Jasper Tudor, Dynasty Maker, by Terry Breverton
Although in general I am not the biggest fan of the Tudor family, the opportunity to read about one of the more obscure figures in history related to that family was too interesting to pass up, given my love for learning about obscure but important areas of history and scholarship in general. As this is the first book I have heard of to be a detailed biography of the battlefield leader of the armies of Lancaster that eventually became known as the Tudor armies that ended up winning the throne of England at Bosworth Field, and that fought on other, more obscure battlefields in both Wales and England. Jasper Tudor has an interesting claim to fame, including the rare and impressive feat of being a veteran of the entire 30 year conflict, fighting from start to finish on the same side, something few can claim. Since few people are likely to know anything about the man, except for his extremely famous last name, I thought it would be worthwhile at least to comment a bit briefly about the book I am reviewing on his life for the De Re Militari, in case others became familiar with his work.

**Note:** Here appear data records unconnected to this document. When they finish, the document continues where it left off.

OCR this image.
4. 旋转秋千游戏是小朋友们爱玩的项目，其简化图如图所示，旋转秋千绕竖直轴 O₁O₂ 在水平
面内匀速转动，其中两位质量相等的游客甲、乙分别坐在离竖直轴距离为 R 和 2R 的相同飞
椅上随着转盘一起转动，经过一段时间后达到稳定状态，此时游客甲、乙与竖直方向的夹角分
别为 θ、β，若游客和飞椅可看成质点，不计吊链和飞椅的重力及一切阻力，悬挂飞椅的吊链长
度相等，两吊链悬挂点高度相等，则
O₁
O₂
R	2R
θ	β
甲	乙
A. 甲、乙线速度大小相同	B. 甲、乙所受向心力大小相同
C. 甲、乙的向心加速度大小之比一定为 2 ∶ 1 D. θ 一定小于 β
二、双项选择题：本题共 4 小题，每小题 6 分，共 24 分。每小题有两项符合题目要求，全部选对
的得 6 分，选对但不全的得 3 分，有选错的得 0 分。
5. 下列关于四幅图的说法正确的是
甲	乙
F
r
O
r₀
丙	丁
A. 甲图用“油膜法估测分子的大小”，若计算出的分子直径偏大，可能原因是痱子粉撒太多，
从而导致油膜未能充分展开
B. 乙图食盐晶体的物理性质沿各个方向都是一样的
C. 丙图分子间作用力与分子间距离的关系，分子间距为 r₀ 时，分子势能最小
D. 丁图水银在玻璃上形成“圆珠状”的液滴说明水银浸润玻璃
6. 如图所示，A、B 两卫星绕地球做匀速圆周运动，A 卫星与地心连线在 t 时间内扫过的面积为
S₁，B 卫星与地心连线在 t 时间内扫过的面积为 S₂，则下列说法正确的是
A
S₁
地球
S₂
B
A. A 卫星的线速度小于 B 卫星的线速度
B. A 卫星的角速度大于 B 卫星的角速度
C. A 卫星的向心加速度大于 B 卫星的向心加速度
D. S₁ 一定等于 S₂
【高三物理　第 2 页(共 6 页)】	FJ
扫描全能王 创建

In flipping through this work, it appears to have a mostly chronological approach that also manages to ask obvious questions, such as the reasons for the Wars of the Roses, an obvious question for a man whose life revolved around their course, for the most part. The book appears to discuss such issues as family unity, experiences in battle in 1460 and 1471, the experience of exile, finally, and appropriately, closing with a look at Jasper Tudor as elder statesman for his nephew, Henry VII. The book has all of what one would expect for a work dealing with that time, including family trees detailing the Tudor claim and the relationship of Jasper and other major figures of the time. I look forward to reading this book, to be sure. Although there is a lot that is intriguing about the disloyalty and dissension within England that took place during the Wars of the Roses, I hope this book manages to deal with the strange fact that the Tudor claim to the throne only held because the were simultaneously close to the throne in terms of having a connection to the Plantagenet line via a second marriage, but also benefited from not being too close to the incompetence of the main Lancaster base of support, with a king who was far better at being captured over and over again than actually reigning. In an age of great turmoil and conflict, this book looks like a good read.